Grecja: Gazetom zaczyna brakować papieru
W zagrożonej bankructwem Grecji, usiłującej wynegocjować z wierzycielami dalszą pomoc, banki są zamknięte i obowiązują restrykcje w przepływach kapitałowych. Dla greckich gazet oznacza to coraz większe trudności ze zdobyciem papieru - pisze w czwartek Reuters.
Gazeta "Empros", wydawana na wyspie Lesbos, ostrzegła właśnie, że jeśli banki nie zostaną wkrótce otwarte, to przestanie się ukazywać. Na razie liczbę stron zredukowano z 20 do 16. Firma dostarczająca tej gazecie papier nie może realizować kolejnych zamówień, bo z uwagi na blokadę transferów bankowych nie jest w stanie zapłacić zagranicznym dostawcom.
Ateński dziennik "Ta Nea" już 1 lipca pisał w artykule redakcyjnym: "Gazeta, którą trzymacie w ręku, ma tylko 32 strony, ponieważ zapasy papieru wystarczą tylko na kilka dni". Podkreślono, że nowe dostawy nie będą możliwe, dopóki banki nie wznowią działalności.

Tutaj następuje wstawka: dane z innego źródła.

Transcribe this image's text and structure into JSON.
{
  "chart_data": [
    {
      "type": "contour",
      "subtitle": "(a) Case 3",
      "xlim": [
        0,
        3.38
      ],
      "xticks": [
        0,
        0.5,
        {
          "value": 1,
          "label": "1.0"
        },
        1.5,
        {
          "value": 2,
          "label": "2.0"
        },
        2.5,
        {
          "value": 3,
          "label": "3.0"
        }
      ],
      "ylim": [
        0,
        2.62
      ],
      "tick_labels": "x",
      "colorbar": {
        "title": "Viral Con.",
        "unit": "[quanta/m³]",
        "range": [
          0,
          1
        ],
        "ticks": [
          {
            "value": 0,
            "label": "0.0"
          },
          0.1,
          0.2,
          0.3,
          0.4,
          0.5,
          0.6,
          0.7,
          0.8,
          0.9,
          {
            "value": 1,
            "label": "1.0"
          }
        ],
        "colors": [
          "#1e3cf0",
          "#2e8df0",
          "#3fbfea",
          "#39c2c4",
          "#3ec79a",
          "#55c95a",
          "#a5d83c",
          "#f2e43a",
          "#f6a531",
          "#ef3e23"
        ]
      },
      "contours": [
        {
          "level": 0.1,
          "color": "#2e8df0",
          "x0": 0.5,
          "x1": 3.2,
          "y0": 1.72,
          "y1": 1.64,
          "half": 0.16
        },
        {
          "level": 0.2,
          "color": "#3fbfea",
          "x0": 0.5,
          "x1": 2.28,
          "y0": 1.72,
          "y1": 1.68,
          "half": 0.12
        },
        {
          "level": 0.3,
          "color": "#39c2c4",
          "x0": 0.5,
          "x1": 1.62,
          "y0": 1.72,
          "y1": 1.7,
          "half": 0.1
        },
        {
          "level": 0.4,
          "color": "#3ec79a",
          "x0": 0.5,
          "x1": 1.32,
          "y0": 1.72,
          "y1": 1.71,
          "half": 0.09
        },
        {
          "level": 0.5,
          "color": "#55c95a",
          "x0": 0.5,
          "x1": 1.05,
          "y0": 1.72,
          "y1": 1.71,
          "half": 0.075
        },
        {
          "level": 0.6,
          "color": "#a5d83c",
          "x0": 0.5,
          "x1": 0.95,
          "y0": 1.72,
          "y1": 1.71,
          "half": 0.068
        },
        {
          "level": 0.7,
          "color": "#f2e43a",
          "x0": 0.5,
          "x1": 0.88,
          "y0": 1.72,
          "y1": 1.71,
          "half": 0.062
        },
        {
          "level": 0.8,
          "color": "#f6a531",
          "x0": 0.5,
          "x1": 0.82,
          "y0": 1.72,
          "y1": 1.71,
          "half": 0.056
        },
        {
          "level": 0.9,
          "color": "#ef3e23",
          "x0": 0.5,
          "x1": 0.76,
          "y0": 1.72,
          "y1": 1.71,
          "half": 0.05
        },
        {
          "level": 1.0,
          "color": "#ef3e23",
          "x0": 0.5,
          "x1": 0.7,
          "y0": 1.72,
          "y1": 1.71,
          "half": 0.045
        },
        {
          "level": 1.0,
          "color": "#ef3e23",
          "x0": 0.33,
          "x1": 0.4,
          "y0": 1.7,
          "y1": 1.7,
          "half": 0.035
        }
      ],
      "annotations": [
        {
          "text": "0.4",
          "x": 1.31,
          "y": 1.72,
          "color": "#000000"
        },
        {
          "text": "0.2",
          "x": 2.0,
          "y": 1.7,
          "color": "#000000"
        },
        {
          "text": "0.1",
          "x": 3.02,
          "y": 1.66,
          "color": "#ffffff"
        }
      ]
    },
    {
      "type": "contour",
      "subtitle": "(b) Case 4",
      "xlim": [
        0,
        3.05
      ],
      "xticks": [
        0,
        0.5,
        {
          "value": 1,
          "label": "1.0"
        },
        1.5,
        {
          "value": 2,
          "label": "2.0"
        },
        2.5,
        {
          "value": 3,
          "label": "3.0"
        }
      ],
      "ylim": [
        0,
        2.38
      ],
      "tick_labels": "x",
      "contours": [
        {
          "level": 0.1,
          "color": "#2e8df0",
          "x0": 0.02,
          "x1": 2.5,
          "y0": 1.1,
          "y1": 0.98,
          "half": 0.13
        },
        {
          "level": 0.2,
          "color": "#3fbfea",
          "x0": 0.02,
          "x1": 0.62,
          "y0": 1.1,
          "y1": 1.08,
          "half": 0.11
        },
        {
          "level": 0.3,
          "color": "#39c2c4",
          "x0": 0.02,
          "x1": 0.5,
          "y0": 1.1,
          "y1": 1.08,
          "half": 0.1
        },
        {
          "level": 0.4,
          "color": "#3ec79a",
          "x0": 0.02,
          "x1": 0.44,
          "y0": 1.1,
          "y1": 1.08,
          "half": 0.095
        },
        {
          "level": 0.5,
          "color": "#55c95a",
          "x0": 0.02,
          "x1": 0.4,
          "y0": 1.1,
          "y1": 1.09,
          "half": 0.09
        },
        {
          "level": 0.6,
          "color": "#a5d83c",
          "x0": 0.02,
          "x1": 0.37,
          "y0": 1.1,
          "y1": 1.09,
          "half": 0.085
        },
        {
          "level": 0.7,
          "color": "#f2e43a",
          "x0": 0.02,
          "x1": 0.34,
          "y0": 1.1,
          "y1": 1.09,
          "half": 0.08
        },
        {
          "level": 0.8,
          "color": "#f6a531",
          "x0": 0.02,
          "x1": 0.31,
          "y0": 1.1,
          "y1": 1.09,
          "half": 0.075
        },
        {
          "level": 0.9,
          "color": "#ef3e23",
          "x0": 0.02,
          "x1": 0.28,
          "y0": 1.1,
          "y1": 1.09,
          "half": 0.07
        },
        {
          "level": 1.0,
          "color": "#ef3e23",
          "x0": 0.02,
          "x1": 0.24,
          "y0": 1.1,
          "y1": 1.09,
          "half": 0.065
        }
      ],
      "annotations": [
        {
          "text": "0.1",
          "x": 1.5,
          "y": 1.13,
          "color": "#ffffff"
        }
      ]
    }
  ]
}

Także ukazująca się na Lesbos gazeta "The News of Lesvos" obawia się, że wkrótce zabraknie jej papieru. Agencja Reutera przytacza słowa anonimowego przedstawiciela rządu, który wskazał, że kontrola przepływów kapitałowych szczególnie skomplikowała sytuację małych, prywatnych gazet lokalnych.
Te gazety korzystają z ulg podatkowych oraz zarabiają na publikowaniu ogłoszeń rządowych. Władze greckie wydały w czwartek oświadczenie, w którym zapewniły, że takie przywileje zostaną utrzymane, nawet jeśli niektóre gazety nie będą się mogły ukazywać do czasu ponownego otwarcia banków. Przyznano, że prasa może mieć problemy, ponieważ cały papier gazetowy pochodzi z importu.
W środę greckie władze po raz kolejny przedłużyły okres zamknięcia banków, tym razem do poniedziałku, 13 lipca.
Nadal ma obowiązywać przez ten czas dzienny limit wypłat z bankomatów wynoszący 60 euro.
W zeszłym tygodniu rząd Grecji zadecydował o wprowadzeniu kontroli przepływu kapitałów, aby zapobiec całkowitemu załamaniu się krajowego systemu bankowego. Banki są zamknięte od 29 czerwca w związku z masowymi wypłatami oszczędności przez Greków zaniepokojonych sytuacją w kraju.